Where's an aerosol can when you need one?
“You’re under arrest for violating sections 4-1-53 of the Tyco Treaty.”
Ending earth would have also meant ending all the bugs in it. The alien WAS gonna kill all the bugs anyway with earth's destruction. What was he so upset about?
Can I give a shout out to the actor who played Edgar awesomely
A lot of continuity errors on future plot points in this movie.
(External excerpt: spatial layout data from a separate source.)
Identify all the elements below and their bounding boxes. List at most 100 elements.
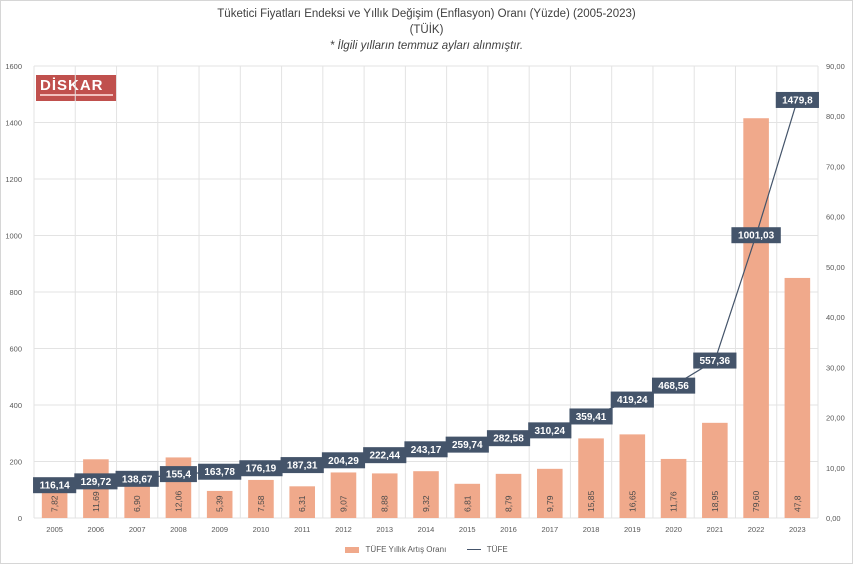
logo-underline: [40, 94, 113, 96]
line-label-box: [115, 470, 159, 487]
x-axis-ticks: 2005 2006 2007 2008 2009 2010 2011 2012 2013 2014…: [46, 525, 805, 534]
x-axis-tick: 2008: [170, 525, 187, 534]
bar-series: [41, 118, 811, 518]
bar: [330, 472, 357, 518]
right-axis-ticks: 0,00 10,00 20,00 30,00 40,00 50,00 60,00 70,00 8…: [826, 62, 845, 523]
line-label-box: [280, 457, 324, 474]
bar-value-label: 79,60: [751, 490, 761, 512]
bar-value-label: 11,76: [669, 491, 679, 512]
bar-value-label: 7,58: [256, 495, 266, 512]
bar: [124, 483, 150, 518]
x-axis-tick: 2018: [583, 525, 600, 534]
bar: [413, 471, 439, 518]
left-axis-tick: 1200: [5, 175, 22, 184]
line-label-box: [445, 436, 489, 453]
line-value-label: 282,58: [493, 434, 524, 445]
left-axis-tick: 800: [9, 288, 22, 297]
bar-value-label: 47,8: [792, 495, 802, 512]
line-label-box: [74, 473, 118, 490]
legend: TÜFE Yıllık Artış Oranı TÜFE: [0, 545, 853, 554]
line-value-label: 176,19: [246, 464, 277, 475]
left-axis-tick: 400: [9, 401, 22, 410]
line-value-label: 129,72: [81, 477, 112, 488]
x-axis-tick: 2006: [88, 525, 105, 534]
legend-bar-label: TÜFE Yıllık Artış Oranı: [365, 545, 447, 555]
left-axis-tick: 600: [9, 345, 22, 354]
x-axis-tick: 2014: [418, 525, 435, 534]
x-axis-tick: 2019: [624, 525, 641, 534]
bar: [743, 118, 769, 518]
bar: [371, 473, 398, 518]
line-value-label: 259,74: [452, 440, 483, 451]
x-axis-tick: 2023: [789, 525, 806, 534]
line-label-box: [363, 447, 407, 464]
left-axis-ticks: 0 200 400 600 800 1000 1200 1400 1600: [5, 62, 22, 523]
bar-value-label: 9,79: [545, 495, 555, 512]
x-axis-tick: 2011: [294, 525, 310, 534]
line-label-box: [775, 91, 819, 108]
left-axis-tick: 1600: [5, 62, 22, 71]
x-axis-tick: 2007: [129, 525, 146, 534]
line-value-label: 222,44: [369, 451, 400, 462]
legend-bar-swatch: [345, 546, 360, 553]
line-value-label: 163,78: [204, 467, 235, 478]
legend-line-swatch: [466, 549, 481, 551]
bar-value-label: 8,79: [504, 495, 514, 512]
x-axis-tick: 2009: [211, 525, 228, 534]
x-axis-tick: 2017: [541, 525, 558, 534]
x-axis-tick: 2012: [335, 525, 352, 534]
bar-value-label: 8,88: [380, 495, 390, 512]
diskar-logo: DİSKAR: [36, 75, 117, 101]
x-axis-tick: 2013: [376, 525, 393, 534]
left-axis-tick: 200: [9, 458, 22, 467]
line-value-label: 155,4: [166, 470, 191, 481]
x-axis-tick: 2005: [46, 525, 63, 534]
line-label-box: [198, 463, 242, 480]
line-label-box: [239, 460, 283, 477]
bar-value-label: 12,06: [173, 490, 183, 512]
line-labels: 116,14 129,72 138,67 155,4 163,78 176,19 187,3…: [33, 91, 819, 494]
line-value-label: 359,41: [576, 412, 607, 423]
chart-note: * İlgili yılların temmuz ayları alınmışt…: [329, 40, 524, 52]
bar-value-label: 18,95: [710, 490, 720, 512]
bar-value-label: 6,81: [462, 495, 472, 512]
tufe-line: [54, 99, 798, 486]
line-value-label: 138,67: [122, 474, 153, 485]
bar-value-label: 11,69: [91, 491, 101, 512]
line-label-box: [610, 391, 654, 408]
line-value-label: 243,17: [411, 445, 442, 456]
right-axis-tick: 50,00: [826, 263, 845, 272]
line-value-label: 468,56: [658, 381, 689, 392]
right-axis-tick: 10,00: [826, 464, 845, 473]
bar-value-label: 9,32: [421, 495, 431, 512]
bar: [289, 486, 316, 518]
right-axis-tick: 60,00: [826, 213, 845, 222]
line-value-label: 187,31: [287, 461, 318, 472]
x-axis-tick: 2021: [706, 525, 723, 534]
bar: [784, 277, 811, 518]
chart-title: Tüketici Fiyatları Endeksi ve Yıllık Değ…: [217, 8, 636, 20]
bar: [536, 468, 563, 518]
line-value-label: 1001,03: [738, 231, 775, 242]
line-label-box: [528, 422, 572, 439]
bar-labels: 7,82 11,69 6,90 12,06 5,39 7,58 6,31 9,07 8,88 9,…: [50, 490, 803, 512]
bar: [702, 422, 728, 518]
x-axis-tick: 2015: [459, 525, 476, 534]
line-label-box: [693, 352, 737, 369]
line-label-box: [404, 441, 448, 458]
line-value-label: 557,36: [700, 356, 731, 367]
bar: [660, 458, 687, 518]
line-value-label: 1479,8: [782, 95, 813, 106]
legend-line-label: TÜFE: [486, 545, 508, 555]
line-label-box: [651, 377, 696, 394]
bar: [248, 479, 274, 518]
bar: [495, 473, 522, 518]
right-axis-tick: 20,00: [826, 414, 845, 423]
left-axis-tick: 1000: [5, 232, 22, 241]
logo-text: DİSKAR: [40, 77, 104, 94]
right-axis-tick: 40,00: [826, 313, 845, 322]
bar: [619, 434, 646, 518]
line-value-label: 310,24: [534, 426, 565, 437]
x-axis-tick: 2010: [253, 525, 270, 534]
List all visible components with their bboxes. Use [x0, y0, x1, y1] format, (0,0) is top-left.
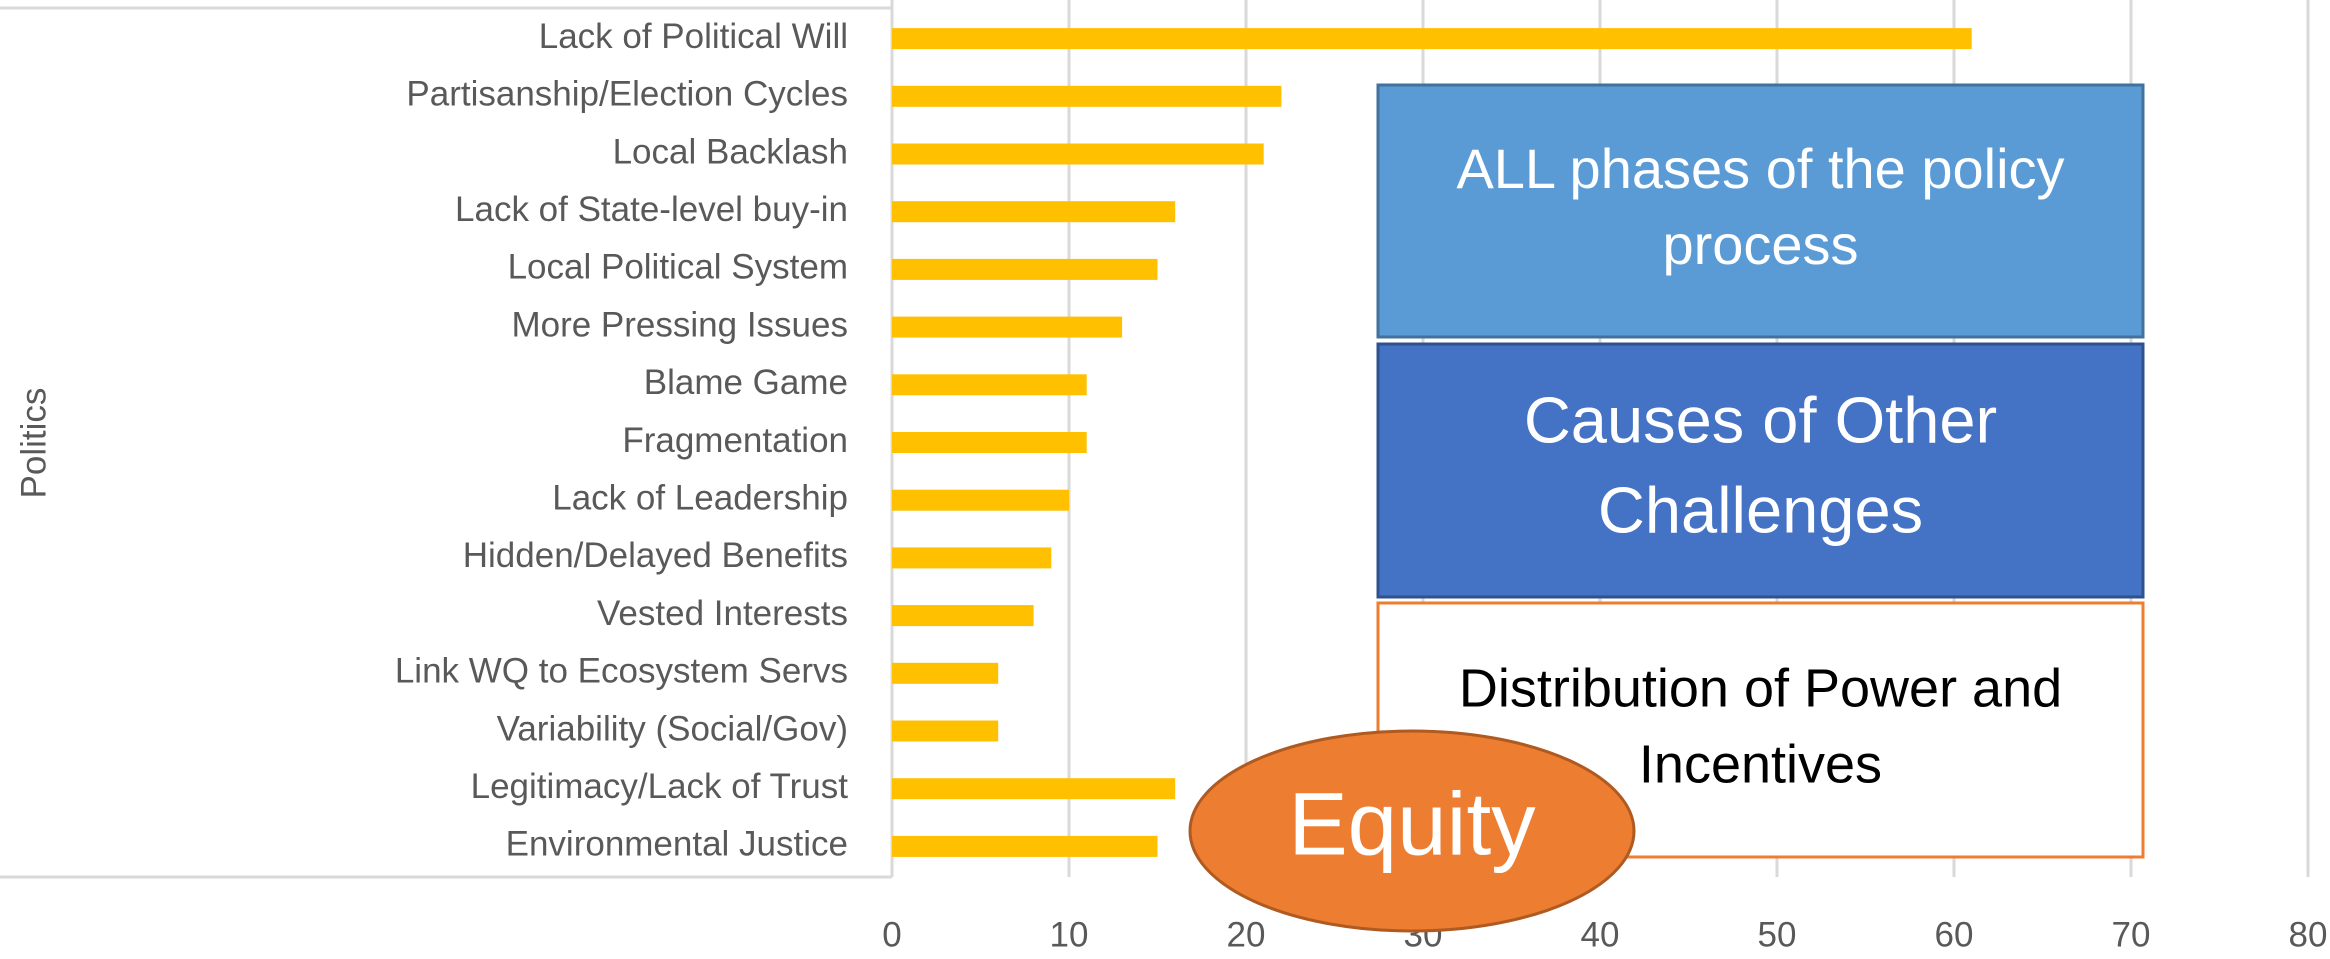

One in this scene is when K was saying “You weren’t even alive in 68”, when K knew that he was a little boy in 68, as his father was killed in front of K in 69. Not to mention the inappropriate relationship between O and K in the past, when K was still hung up on his wife.
6:40 too late
6:49 😮😮
To think that the actor playing the alien also played Private Pyle
1:03 oh my GOD Its ice cube
Men in black - Michael Stevenson's Gun Shooting On The Coleman's Defeated By Michael Stevenson Pharrell William's Gun Shooting On The Coleman's Defeated By Pharrell Williams middle night Of San Jose
Michael Stevenson's middle of night in San Jose Kill The Coleman's Defeated By Michael Stevenson
Pharrell William's Gun Shooting Vs. The Coleman's Defeated By Pharrell Williams Michael Stevenson's Gun Shooting Vs. The Coleman's Defeated By Michael Stevenson
Pharrell William's Fighting Over Martin Coleman's Defeated By Pharrell Williams
Historic landmark San Jose CA City of San Jose
Willard Carroll Smith II (Filadelfia, Pensilvania, 25 de septiembre de 1968), es un actor y productor de cine estadounidense. Ha tenido éxito en sus dos facetas artísticas: Ganó un Premio Óscar con dos nominaciones previas, siendo nominado a cuatro Premios Globo de Oro y saliendo ganador de cuatro Premios Grammy.
55 AÑOS. (56)
L was so hot in the cartoon I wish they brought her back for the movies
Did anyone notice agent K said “well iguess u wasn’t even alive in 68” he was just a little kid til the events occurred in 1969 with is MIB 3
Which*
3:21😂😂
I believe I can't fly! 5:08😅😅😆😆😆🤣
Master level instigator
I hate roaches
You're not alone. I hate it when they get inside my room.
this movie is so campy i love it
3:54 Top Tommy Lee Jones
Dont start nun! Wont be nun!
6:02 thats bugcist
6:46: It was at this moment...the bug fucked up royally.
Im rewatching this
Time- 00:00:21 DIGITAL WATCH OR CLOCK,Mrs.Caroline Yang Company Hong Lam Marine Pte Limited Is (The Bos)
You’re under arrest for violating sections 4153 of the tyco treaty!
Big bad giant cockroach got a big bad
4:39 😊
4:41🤣
Bangladesh 🇧🇩
Thank you major jello
What a well made fuckin movie
Gotta wonder about that flash device that eliminates memory. The government probably has all that technology
They dont need it, people forget things easily on their own...they can just use social media drama to distract people and make them forget things.
@hollywoodpineapple8337 yeah, true that. People have the attention span of a house fly nowadays.